Spell upgrades: All three upgrades are great! Reducing the resource cost of slip makes it play nice with dark horse and this build runs on tight resource margins. Alter fate has the strongest effect, but tends to actually increase the resource demands on the deck (do not ever add the 1 xp version without immediately upgrading it). The ward of protection upgrade significantly increases the odds that Patrice can actually make use of it since she has such a short window where it's available. Overall, I prioritize the first copy of Alter Fate, then Slip, the second Alter Fate, and finally Ward of Proection. I generally hope to upgrade the keepsakes before I upgrade the wards since increasing the breadth on ward increases the amount of testless horror we take. If I know another investigator will want the upgraded wards, I usually let them have it and just accept that each Arcane Research will only net 4 xp. Since the two hounds take up your arcane slots, you cannot run any of the spell assets, but you want the horror so it's fine.


Author's note

This deck came about by noticing the powerful synergy between Summoned Hound and A Chance Encounter, then wondering which investigator would make the best home for the pair. Patrice is actually one of the only gators who can run the combo (the others are Agnes Baker, Charlie Kane, and Lola Hayes), and is clearly the standout from among them.

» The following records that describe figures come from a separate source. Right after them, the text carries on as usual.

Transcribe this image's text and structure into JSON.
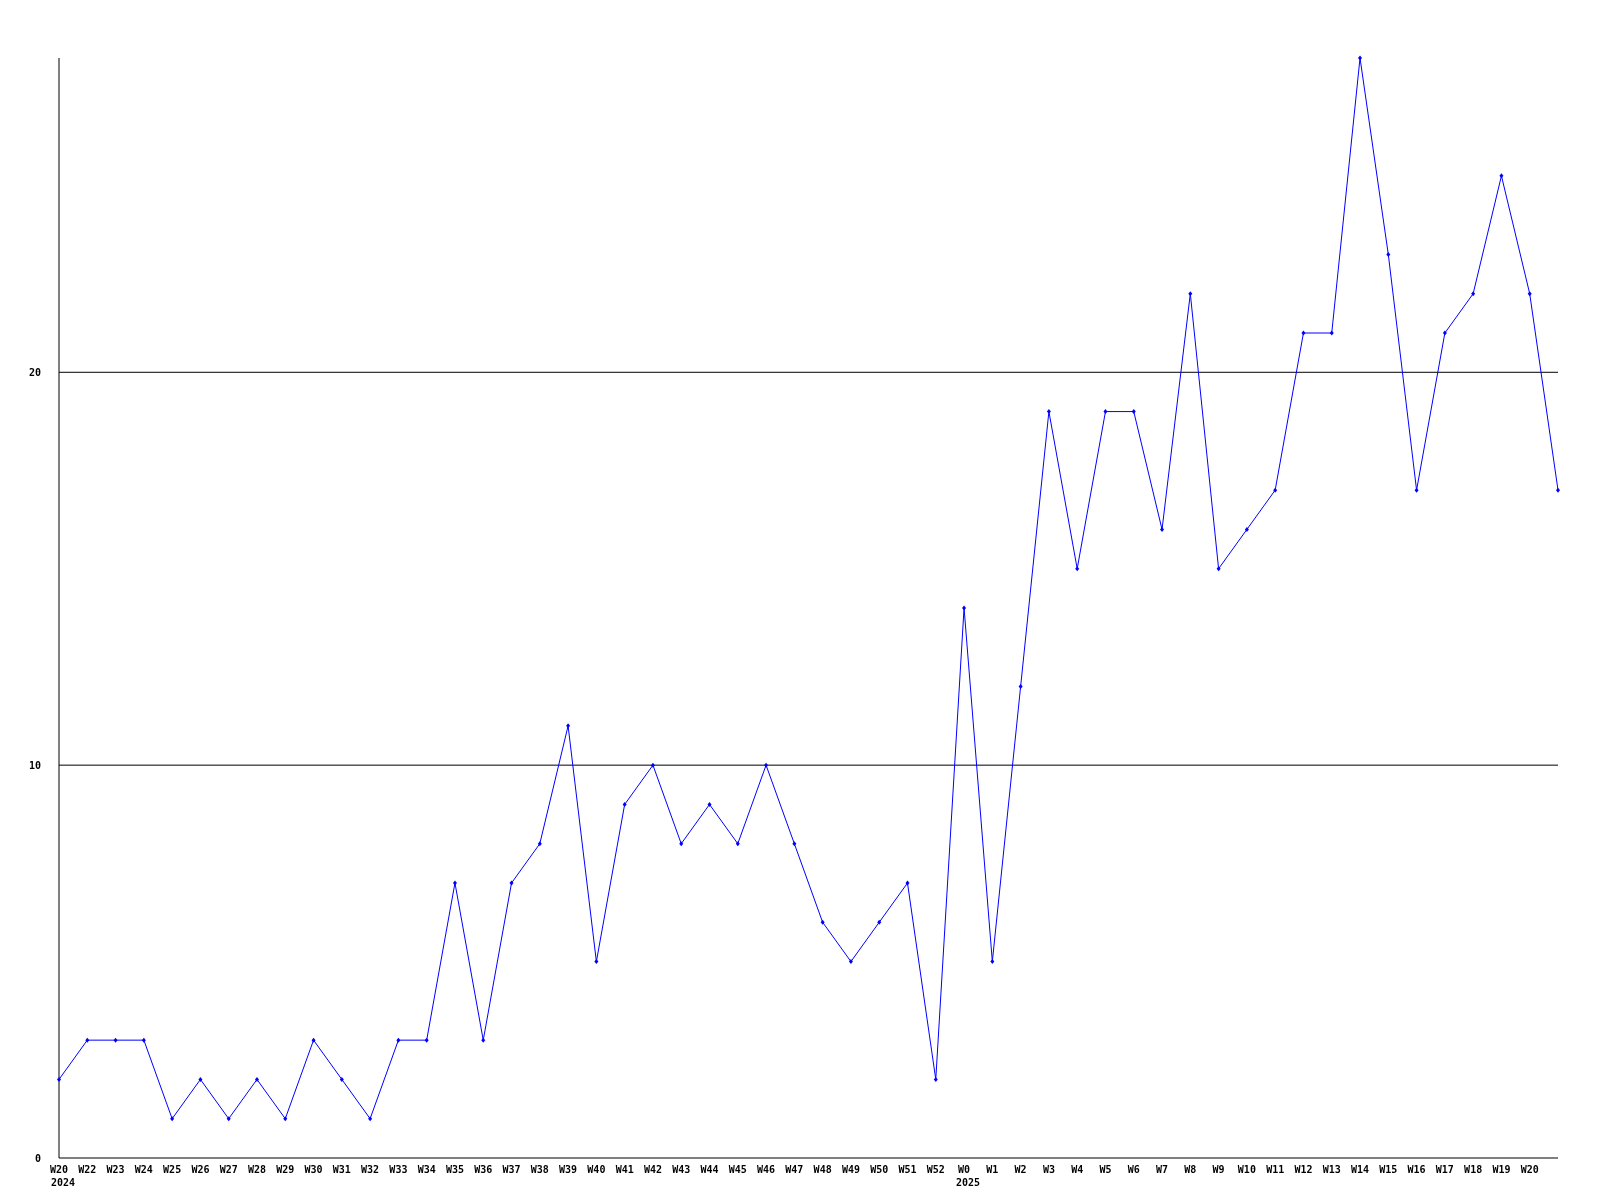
{
  "chart_data": {
    "type": "line",
    "categories": [
      "W20\n2024",
      "W22",
      "W23",
      "W24",
      "W25",
      "W26",
      "W27",
      "W28",
      "W29",
      "W30",
      "W31",
      "W32",
      "W33",
      "W34",
      "W35",
      "W36",
      "W37",
      "W38",
      "W39",
      "W40",
      "W41",
      "W42",
      "W43",
      "W44",
      "W45",
      "W46",
      "W47",
      "W48",
      "W49",
      "W50",
      "W51",
      "W52",
      "W0\n2025",
      "W1",
      "W2",
      "W3",
      "W4",
      "W5",
      "W6",
      "W7",
      "W8",
      "W9",
      "W10",
      "W11",
      "W12",
      "W13",
      "W14",
      "W15",
      "W16",
      "W17",
      "W18",
      "W19",
      "W20",
      null
    ],
    "series": [
      {
        "color": "#0000ff",
        "values": [
          2,
          3,
          3,
          3,
          1,
          2,
          1,
          2,
          1,
          3,
          2,
          1,
          3,
          3,
          7,
          3,
          7,
          8,
          11,
          5,
          9,
          10,
          8,
          9,
          8,
          10,
          8,
          6,
          5,
          6,
          7,
          2,
          14,
          5,
          12,
          19,
          15,
          19,
          19,
          16,
          22,
          15,
          16,
          17,
          21,
          21,
          28,
          23,
          17,
          21,
          22,
          25,
          22,
          17
        ]
      }
    ],
    "ylim": [
      0,
      28
    ],
    "yticks": [
      0,
      10,
      20
    ],
    "grid": "y",
    "marker": "diamond",
    "line_style": "solid"
  }
}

Of those characters, Patrice:

-Sees the largest volume of cards, allowing her to leash the beast as quickly and consistently as possible.

-Functions before you're set up thanks to her natural affinity for skill cards (Agnes and Charlie are basically non-functional before setup; Lola is lola and I have no idea how to make her work).

-Runs the volume of skill cards that lets you beat hard tests (like 5-shroud locations) when the base-5 check isn't enough to get it done on its own.

Plus, she just looks like she'd enjoy her time snuggling with her pets.


Shout-out to /u/UndeadWeasel9 for pointing out that Horses are in fact animals.